In 2008, Democrats held nearly a 700,000 voter registration advantage and Barack Obama carried the state by 236,148 votes. By 2012 that advantage slipped to 558,272 registrations and Obama won there by 74,309 votes.
In 2016, Democrats had a 327,483 registration advantage and Trump carried the state by 112,991 votes
Now the Democrats’ voter registration advantage is down nearly 200,000 to just a 134,242 lead, which Politico called a “historic low.”
Obviously, the movement towards Republicans bodes well for the president.
3. Latinos for Trump.
Trump could well receive a historic level of support from Latino Voters in 2020. In Florida, a NBC/Marist poll had Trump leading among Latinos 50% to 46% over Biden, whereas, in 2016, Hillary won among Latinos in Florida 62% to 35%. That would be a 15% swing toward Trump if it held up on Election Day.
After the first debate between Biden and Trump, a Telemundo poll showed Trump winning the debate overwhelmingly 66% to 34%. Snap media polls tend to reflect the sentiment of their viewers. Thus, it is no surprise that CNN viewers said Biden won the debate. The fact that Telemundo viewers decisively picked Trump as the winner, along with polls like those cited above in Florida, portend Trump getting the highest ever Latino support of any Republican presidential candidate.
4. African Americans For Trump.
In September, according to polling done by Rasmussen, Trump’s approval rating among African Americans reached 45%. Keep in mind that President Trump only received 8% of the Black vote in 2016. If Trump received just 16% of the Black vote this November, let alone an even higher number, that would all but secure states like Michigan for Trump.
Candidates who promise tax increases, or have a history of supporting tax increases, tend to lose versus those pushing for tax cuts.
President Jimmy Carter lost to challenger Ronald Reagan, Walter Mondale lost to President Reagan, Michael Dukakis lost to George H.W. Bush 41 and then 41 lost his reelection after his tax increase became a reality. George W. Bush beat Al Gore and then John Kerry.
Barack Obama promised to reduce taxes and he beat John McCain who was not a tax cutter. Obviously, President Trump offered tax cuts while running against, and beating, Hillary Clinton.
Joe Biden, on the other hand, is pushing for the largest tax increase in history.
6. Enthusiasm Matters.
As the New York Post has reported, “just 46 percent of Biden voters in a recent Pew poll said that they strongly support him, compared to 66 percent of Trump’s base.”
That is a 20 point gap. In 2016, Trump had only a 13 point gap over Hillary. That increase of 7% bodes well for Trump, not Biden.
7. Early Voting in Michigan, Wisconsin, and Ohio.
National polling from Pew Research indicates that “55% of voters who plan to cast their ballot in person before Election Day support Biden, compared to 40% who support President Trump.”

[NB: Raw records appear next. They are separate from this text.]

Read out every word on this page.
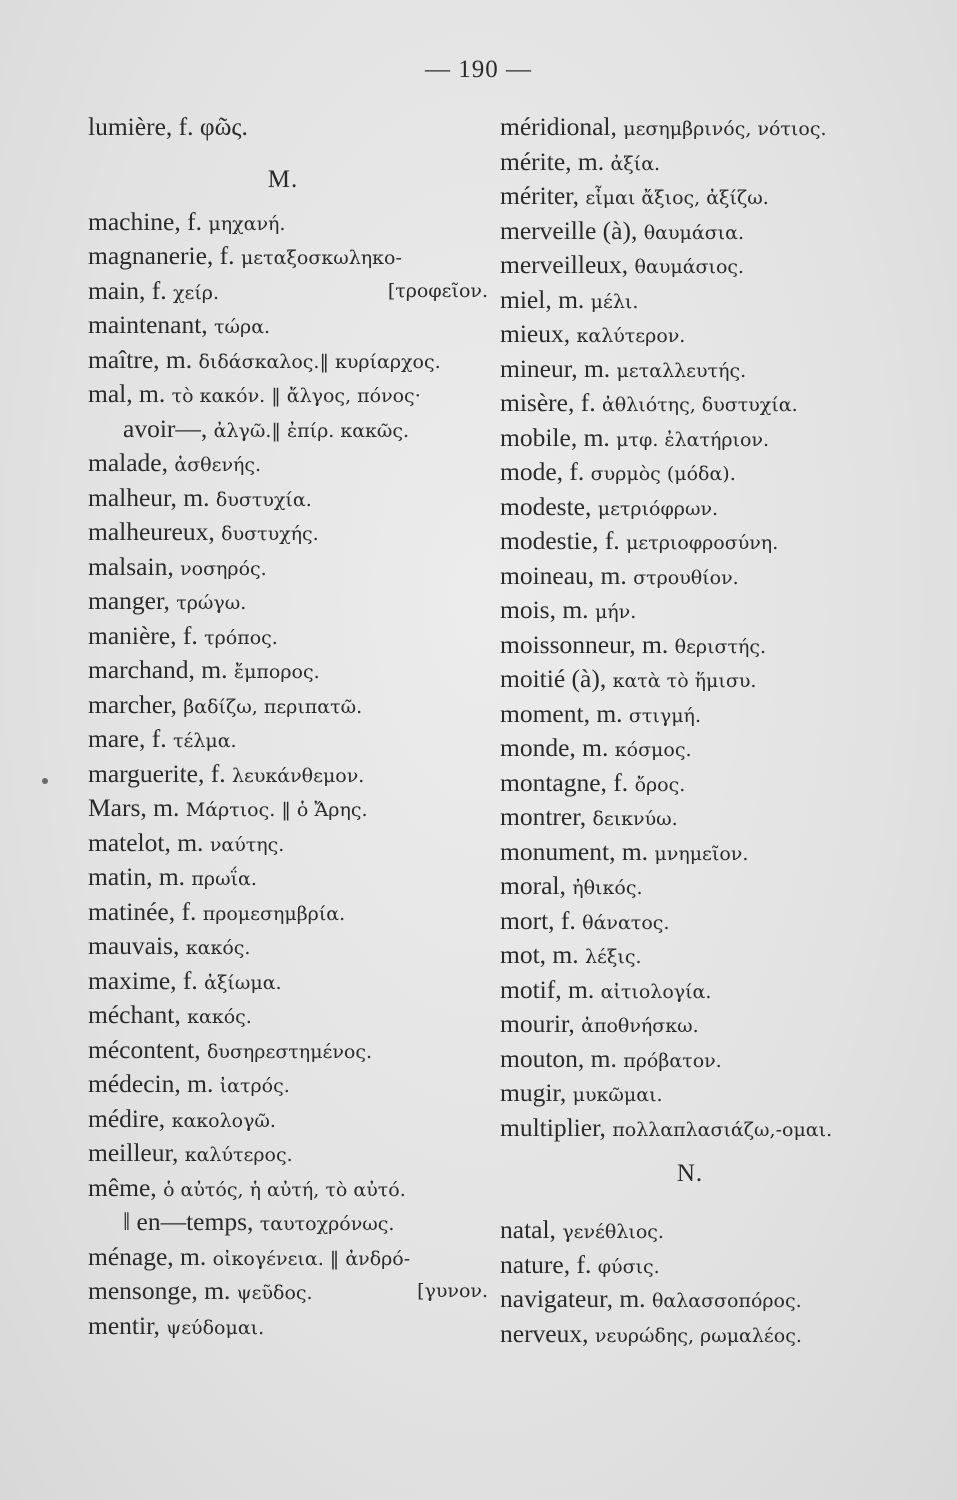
— 190 —
lumière, f. φῶς.
M.
machine, f. μηχανή.
magnanerie, f. μεταξοσκωληκο-
main, f. χείρ.	[τροφεῖον.
maintenant, τώρα.
maître, m. διδάσκαλος.‖ κυρίαρχος.
mal, m. τὸ κακόν. ‖ ἄλγος, πόνος·
avoir—, ἀλγῶ.‖ ἐπίρ. κακῶς.
malade, ἀσθενής.
malheur, m. δυστυχία.
malheureux, δυστυχής.
malsain, νοσηρός.
manger, τρώγω.
manière, f. τρόπος.
marchand, m. ἔμπορος.
marcher, βαδίζω, περιπατῶ.
mare, f. τέλμα.
marguerite, f. λευκάνθεμον.
Mars, m. Μάρτιος. ‖ ὁ Ἄρης.
matelot, m. ναύτης.
matin, m. πρωΐα.
matinée, f. προμεσημβρία.
mauvais, κακός.
maxime, f. ἀξίωμα.
méchant, κακός.
mécontent, δυσηρεστημένος.
médecin, m. ἰατρός.
médire, κακολογῶ.
meilleur, καλύτερος.
même, ὁ αὐτός, ἡ αὐτή, τὸ αὐτό.
‖ en—temps, ταυτοχρόνως.
ménage, m. οἰκογένεια. ‖ ἀνδρό-
mensonge, m. ψεῦδος.	[γυνον.
mentir, ψεύδομαι.
méridional, μεσημβρινός, νότιος.
mérite, m. ἀξία.
mériter, εἶμαι ἄξιος, ἀξίζω.
merveille (à), θαυμάσια.
merveilleux, θαυμάσιος.
miel, m. μέλι.
mieux, καλύτερον.
mineur, m. μεταλλευτής.
misère, f. ἀθλιότης, δυστυχία.
mobile, m. μτφ. ἐλατήριον.
mode, f. συρμὸς (μόδα).
modeste, μετριόφρων.
modestie, f. μετριοφροσύνη.
moineau, m. στρουθίον.
mois, m. μήν.
moissonneur, m. θεριστής.
moitié (à), κατὰ τὸ ἥμισυ.
moment, m. στιγμή.
monde, m. κόσμος.
montagne, f. ὄρος.
montrer, δεικνύω.
monument, m. μνημεῖον.
moral, ἠθικός.
mort, f. θάνατος.
mot, m. λέξις.
motif, m. αἰτιολογία.
mourir, ἀποθνήσκω.
mouton, m. πρόβατον.
mugir, μυκῶμαι.
multiplier, πολλαπλασιάζω,-ομαι.
N.
natal, γενέθλιος.
nature, f. φύσις.
navigateur, m. θαλασσοπόρος.
nerveux, νευρώδης, ρωμαλέος.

However, in the key battleground states of Michigan, Ohio and Wisconsin the early voting indicates that “registered Republicans are returning ballots at about the same rate as registered Democrats.” The parties are even in Michigan, Democrats up 2% in Wisconsin and the Republicans up 2% in Ohio.
8. American Voters Are More Satisfied in 2020 than they were in 2016.
A new Gallup poll shows that 56% of Americans say they are better off now than they were four years ago. That could well be the telling in this case given that just four years ago marked the end of the Biden vice presidency. Why would voters return to Biden if they are happier now than when he was in office?
9. Party Identification.
According to Gallup, by the end of September, when the polling firm asked voters this question, “In politics, as of today, do you consider yourself a Republican, a Democrat or an independent?” the answer came back as follows: 28% said Republican, 27% said Democrat and 42% said independent.
That is meaningful because many of the polls giving Biden the lead appear to be sampling more Democrats than Republicans – sometimes by a wide margin. Also, in 2016, Gallup had Democrats up 32% to 27% but, as we know, Trump still won.
10. Voters Think Trump Will Win.
In the Trump era, there has been a lot of talk about whether Trump supporters feel free to tell pollsters that they are supporting the president’s reelection. Some experts point to polls asking voters who they believe will win the election to be a truer indication of candidate support.
Once again this bodes well for President Trump as a “Gallup poll shows only 40% of Americans think Biden will win the election; 56% predict a Trump victory.”
So, who will win the 2020 presidential election?
We don’t know yet and only time will tell but polls that say Biden is way ahead could be under-polling Republican participation like they did in 2016 when they said Hillary was up by 14% just a week before the election.
Stronger evidence of where voter sentiment lies is included in the tea leaves above.
So, too, is the fact that Republicans have been working the door-to-door ground game in important states whereas Democrats have only just started to do so.
All of this indicates that President Trump may well surprise his doubters on November 3rd and win again.